Duke Political Science student, Rajiv Golla, reports today for Reuters

The International Committee of the Red Cross (ICRC) first began operating aid in Somalia back in 1977. Today, one of our Duke political science undergraduates, Rajiv Golla, is reporting from Nairobi on the ICRC Conference for Reuters about the current state of malnutrition and the consequences of the recent drought in Somalia.

Rains in Somalia have brought relief from drought but malnutrition remains a threat, the International Red Cross said on Friday, with the number of children admitted to its feeding centres nationwide nearly doubling over the last year.

Somalia is coming out of a severe drought that meant more than half its 12 million citizens were expected to need aid by July. Families have been forced to drink slimy, infected water after the rains failed and wells and rivers dried up.

But rains began in parts of the country in the second week of April and have since spread to most areas.

The rains will allow farmers to plant crops as well as grass for the livestock that sustain Somalia's nomadic families, although the long drought has already wiped out livestock herds and forced many farmers to seek aid in cities.

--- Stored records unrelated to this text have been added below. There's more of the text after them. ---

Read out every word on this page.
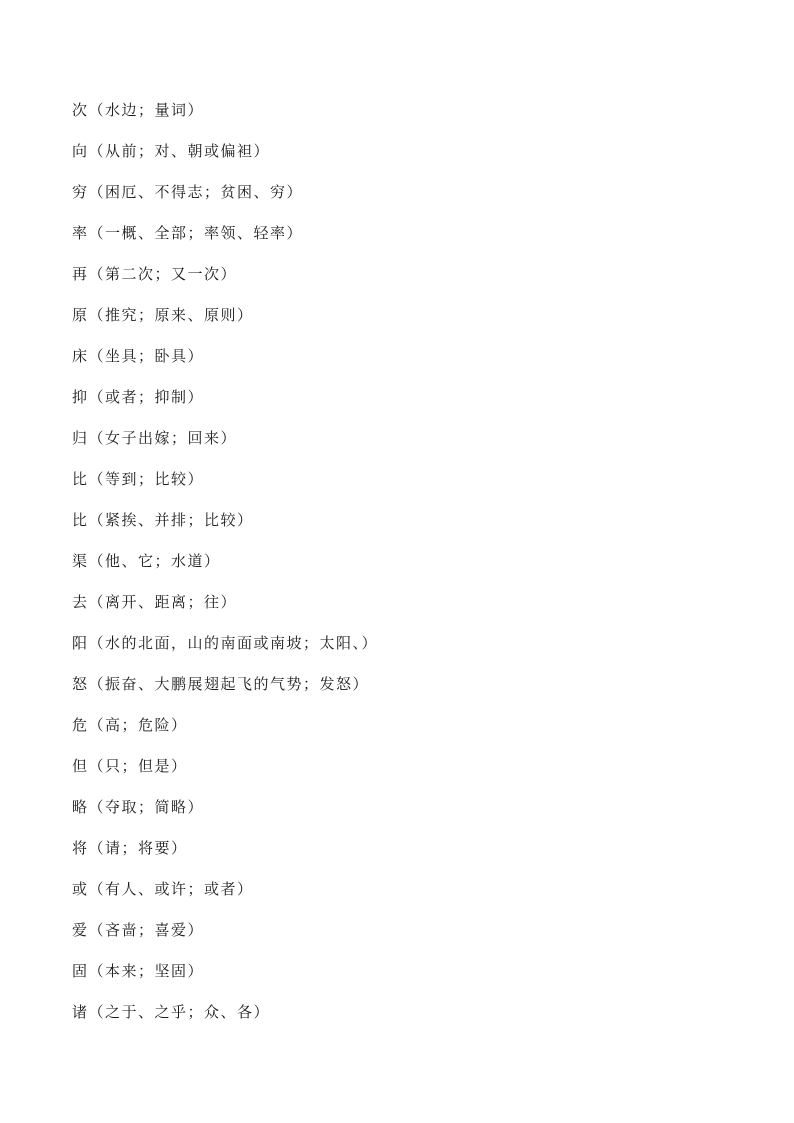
次（水边；量词）
向（从前；对、朝或偏袒）
穷（困厄、不得志；贫困、穷）
率（一概、全部；率领、轻率）
再（第二次；又一次）
原（推究；原来、原则）
床（坐具；卧具）
抑（或者；抑制）
归（女子出嫁；回来）
比（等到；比较）
比（紧挨、并排；比较）
渠（他、它；水道）
去（离开、距离；往）
阳（水的北面，山的南面或南坡；太阳、）
怒（振奋、大鹏展翅起飞的气势；发怒）
危（高；危险）
但（只；但是）
略（夺取；简略）
将（请；将要）
或（有人、或许；或者）
爱（吝啬；喜爱）
固（本来；坚固）
诸（之于、之乎；众、各）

"Even if the rains are good, this is not going to change the situation immediately. There will be significant needs in terms of strengthening the livelihoods and resilience of people over a period of time," Dominik Stillhart, ICRC head of global operations, told a news conference in Nairobi.

ICRC said a feeding centre it runs in Baidoa has 230 patients under the age of five, up from 100 a year ago, while countrywide, the number of malnourished children at its stabilisation centres and those run by the Somali Red Crescent Society had shot up 80 percent, to 12,710.